La bronchiolite sature les hôpitaux d’Île-de-France

Face à une épidémie précoce de bronchiolite et à un manque de personnel, les hôpitaux d’Île-de-France sont contraints de transférer des enfants hospitalisés vers d’autres régions (photo d’illustration prise en Haute-Savoie en 2016).
BSIP / Universal Images Group / Getty images Face à une épidémie précoce de bronchiolite et à un manque de personnel, les hôpitaux d’Île-de-France sont contraints de transférer des enfants hospitalisés vers d’autres régions (photo d’illustration prise en Haute-Savoie en 2016).
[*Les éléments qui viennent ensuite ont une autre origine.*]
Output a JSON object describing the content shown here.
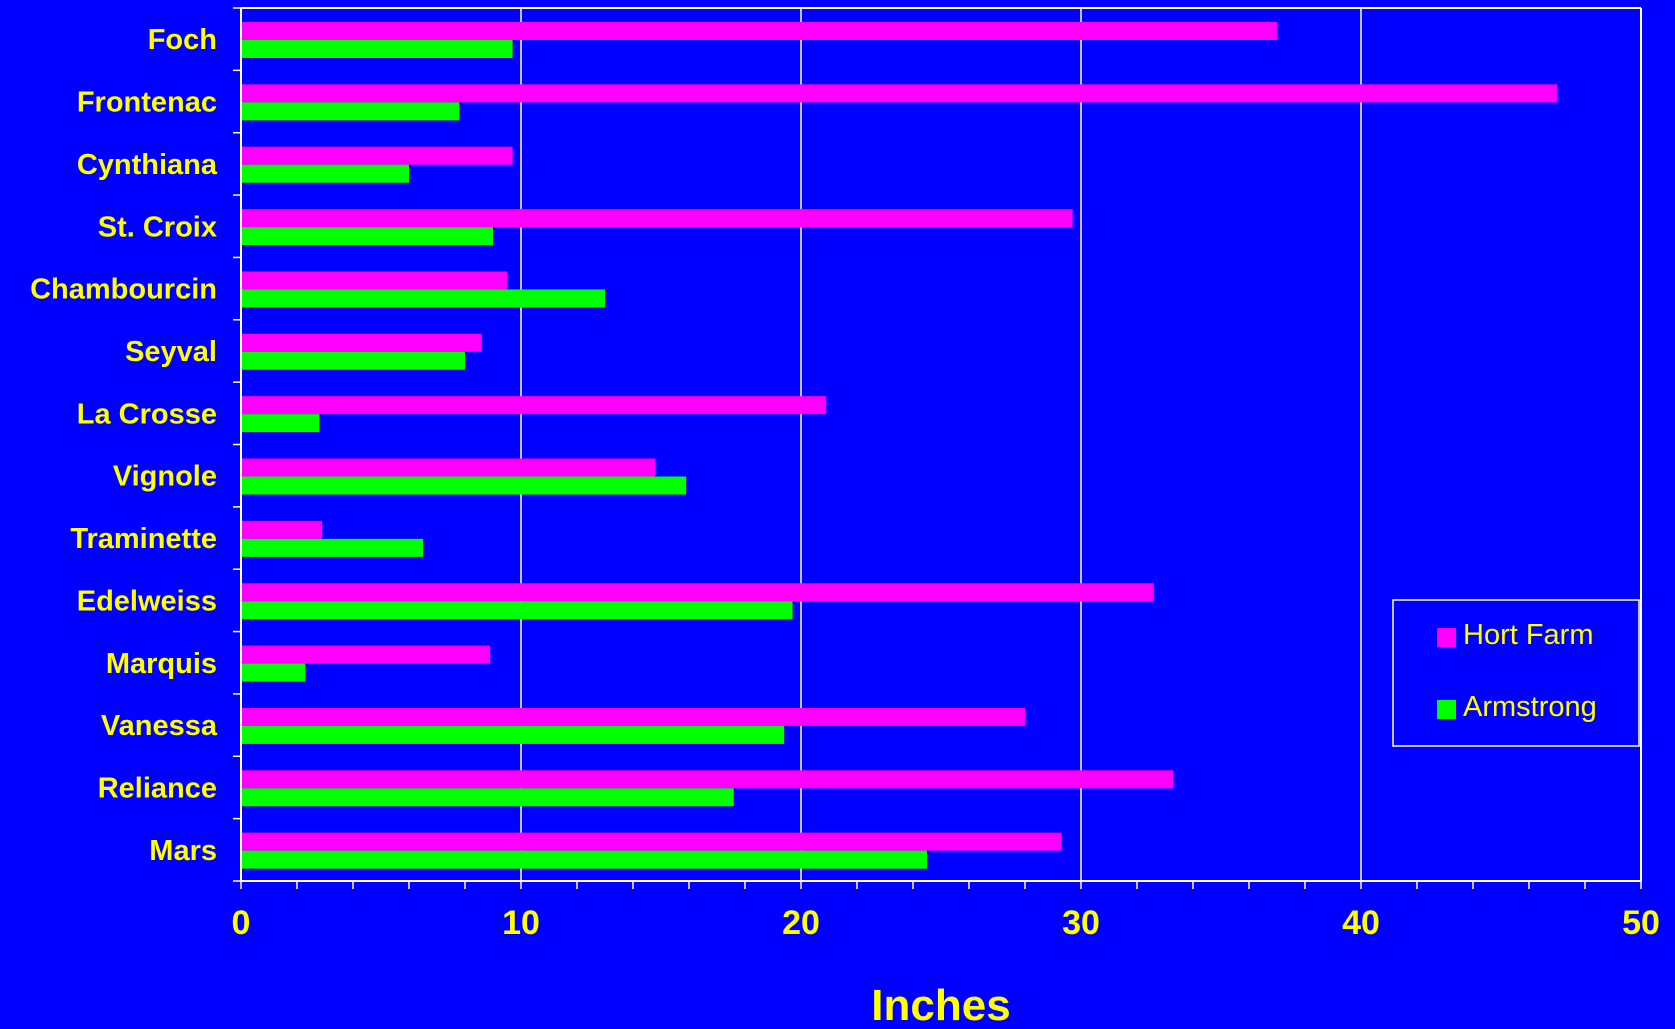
{
  "chart_data": {
    "type": "bar",
    "orientation": "horizontal",
    "categories": [
      "Foch",
      "Frontenac",
      "Cynthiana",
      "St. Croix",
      "Chambourcin",
      "Seyval",
      "La Crosse",
      "Vignole",
      "Traminette",
      "Edelweiss",
      "Marquis",
      "Vanessa",
      "Reliance",
      "Mars"
    ],
    "series": [
      {
        "name": "Hort Farm",
        "color": "#ff00ff",
        "values": [
          37.0,
          47.0,
          9.7,
          29.7,
          9.5,
          8.6,
          20.9,
          14.8,
          2.9,
          32.6,
          8.9,
          28.0,
          33.3,
          29.3
        ]
      },
      {
        "name": "Armstrong",
        "color": "#00ff00",
        "values": [
          9.7,
          7.8,
          6.0,
          9.0,
          13.0,
          8.0,
          2.8,
          15.9,
          6.5,
          19.7,
          2.3,
          19.4,
          17.6,
          24.5
        ]
      }
    ],
    "xlabel": "Inches",
    "xlim": [
      0,
      50
    ],
    "xticks": [
      "0",
      "10",
      "20",
      "30",
      "40",
      "50"
    ],
    "grid": true,
    "legend_position": "right",
    "colors": {
      "background": "#0000ff",
      "text": "#ffff00",
      "axis": "#ffffff"
    }
  }
}
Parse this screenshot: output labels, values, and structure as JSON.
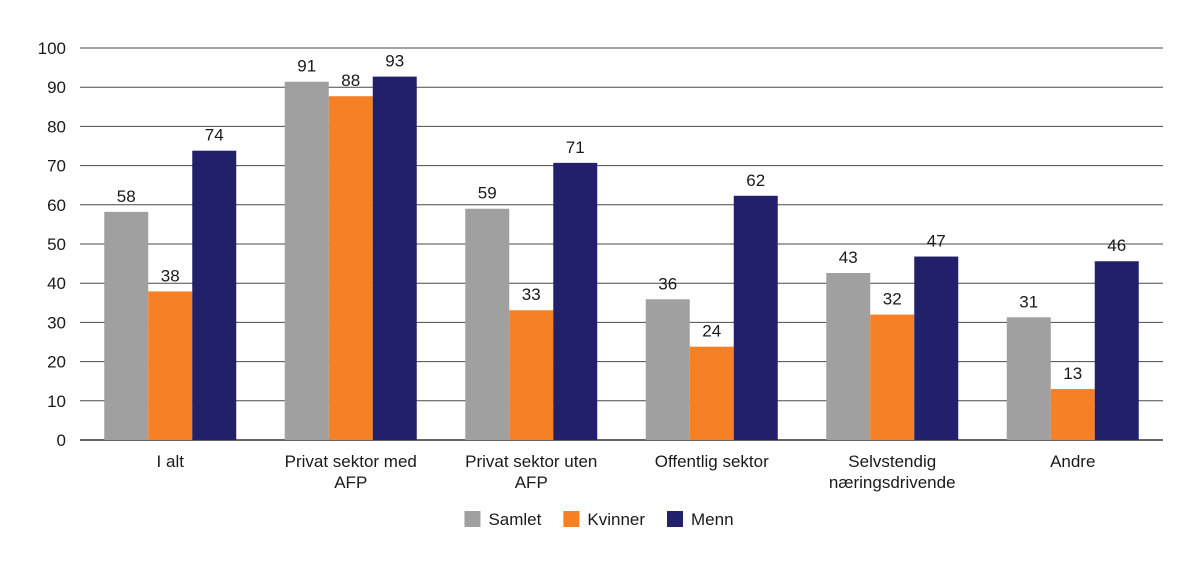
{
  "chart_data": {
    "type": "bar",
    "categories": [
      [
        "I alt"
      ],
      [
        "Privat sektor med",
        "AFP"
      ],
      [
        "Privat sektor uten",
        "AFP"
      ],
      [
        "Offentlig sektor"
      ],
      [
        "Selvstendig",
        "næringsdrivende"
      ],
      [
        "Andre"
      ]
    ],
    "series": [
      {
        "name": "Samlet",
        "color": "#a0a0a0",
        "values": [
          58,
          91,
          59,
          36,
          43,
          31
        ]
      },
      {
        "name": "Kvinner",
        "color": "#f58025",
        "values": [
          38,
          88,
          33,
          24,
          32,
          13
        ]
      },
      {
        "name": "Menn",
        "color": "#23206b",
        "values": [
          74,
          93,
          71,
          62,
          47,
          46
        ]
      }
    ],
    "bar_heights": [
      [
        58.2,
        91.4,
        59.0,
        35.9,
        42.6,
        31.3
      ],
      [
        37.9,
        87.7,
        33.1,
        23.8,
        32.0,
        13.0
      ],
      [
        73.8,
        92.7,
        70.7,
        62.3,
        46.8,
        45.6
      ]
    ],
    "yticks": [
      0,
      10,
      20,
      30,
      40,
      50,
      60,
      70,
      80,
      90,
      100
    ],
    "ylim": [
      0,
      100
    ],
    "grid": true,
    "legend_position": "bottom-center",
    "title": "",
    "xlabel": "",
    "ylabel": ""
  }
}
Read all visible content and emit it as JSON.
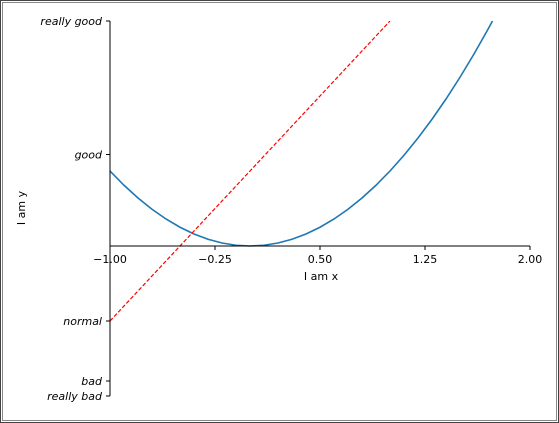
{
  "chart_data": {
    "type": "line",
    "xlabel": "I am x",
    "ylabel": "I am y",
    "xlim": [
      -1,
      2
    ],
    "ylim": [
      -2,
      3
    ],
    "xticks": [
      {
        "value": -1,
        "label": "−1.00"
      },
      {
        "value": -0.25,
        "label": "−0.25"
      },
      {
        "value": 0.5,
        "label": "0.50"
      },
      {
        "value": 1.25,
        "label": "1.25"
      },
      {
        "value": 2,
        "label": "2.00"
      }
    ],
    "yticks": [
      {
        "value": -2,
        "label": "really bad"
      },
      {
        "value": -1.8,
        "label": "bad"
      },
      {
        "value": -1,
        "label": "normal"
      },
      {
        "value": 1.22,
        "label": "good"
      },
      {
        "value": 3,
        "label": "really good"
      }
    ],
    "series": [
      {
        "color": "#1f77b4",
        "dash": false,
        "x": [
          -1,
          -0.9,
          -0.8,
          -0.7,
          -0.6,
          -0.5,
          -0.4,
          -0.3,
          -0.2,
          -0.1,
          0,
          0.1,
          0.2,
          0.3,
          0.4,
          0.5,
          0.6,
          0.7,
          0.8,
          0.9,
          1,
          1.1,
          1.2,
          1.3,
          1.4,
          1.5,
          1.6,
          1.7,
          1.732
        ],
        "values": [
          1,
          0.81,
          0.64,
          0.49,
          0.36,
          0.25,
          0.16,
          0.09,
          0.04,
          0.01,
          0,
          0.01,
          0.04,
          0.09,
          0.16,
          0.25,
          0.36,
          0.49,
          0.64,
          0.81,
          1,
          1.21,
          1.44,
          1.69,
          1.96,
          2.25,
          2.56,
          2.89,
          3
        ]
      },
      {
        "color": "#ff0000",
        "dash": true,
        "x": [
          -1,
          1
        ],
        "values": [
          -1,
          3
        ]
      }
    ]
  }
}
SANTÉ - La vague commence à être trop importante pour le système de santé en Île-de-France. La saturation des services de réanimation pédiatriques dans les hôpitaux franciliens, alors que sévit depuis début octobre une épidémie de bronchiolite, a déjà contraint les établissements à transférer 28 enfants vers des services de réanimation d’autres régions, a indiqué l’Agence régionale de santé d’Île-de-France à l’AFP ce lundi 31 octobre.

La région « est en phase épidémique de bronchiolite depuis le 3 octobre. Il est constaté une nette augmentation des passages aux urgences des enfants depuis trois semaines », indique l’ARS, précisant qu’« à ce jour, en Île-de-France, 28 transferts en réanimation pédiatrique ont été effectués vers d’autres régions ». Du fait d’un recul des gestes barrières lié au repli du Covid, de nombreux spécialistes alertaient en effet dès 2021 sur une possible vague épidémique d’ampleur cette année.

Un problème de personnel

« Chaque hiver, les établissements pédiatriques de la région font face à des tensions en raison des épidémies hivernales, notamment avec la bronchiolite. Cette année, cette période coïncide avec un contexte difficile engendré par des tensions sur les ressources humaines en santé », explique l’agence, qui souligne que le nombre de lits est inférieur à ce qu’il était en 2021.

« Actuellement, 27,5 % des passages aux urgences pour bronchiolite des enfants de moins de 2 ans sont suivis d’une hospitalisation », selon l’ARS.

Or cette épidémie de bronchiolite, précoce cette année comme l’an dernier, se conjugue avec des difficultés à recruter des soignants, notamment des infirmières, dans les services pédiatriques.

Des assises de la pédiatrie ont été promises

Le 22 octobre, un collectif de 7 000 soignants en pédiatrie a adressé une lettre ouverte à Emmanuel Macron pour déplorer des conditions de travail et une prise en charge inadaptées, résultats d’une « inaction politique irresponsable ». En réponse à ce cri d’alarme, le ministre de la Santé, François Braun, avait annoncé la mise en place d’un « plan d’action immédiat » et le déblocage de 150 millions d’euros pour « les services en tension de l’hôpital », et promis l’organisation au printemps d’« assises de la pédiatrie ».

Des mesures « inadéquates » et « cyniques » selon le collectif Pédiatrie, qui a annoncé qu’il se rendrait le 2 novembre à l’Élysée pour remettre un courrier au chef de l’État.

L’ARS a expliqué à l’AFP avoir élaboré « un plan d’action pour préparer le dispositif hivernal et soutenir les équipes hospitalières », notamment en ouvrant la Cellule régionale d’appui Bronchiolite (CRAB) permettant de chercher des places pour les malades.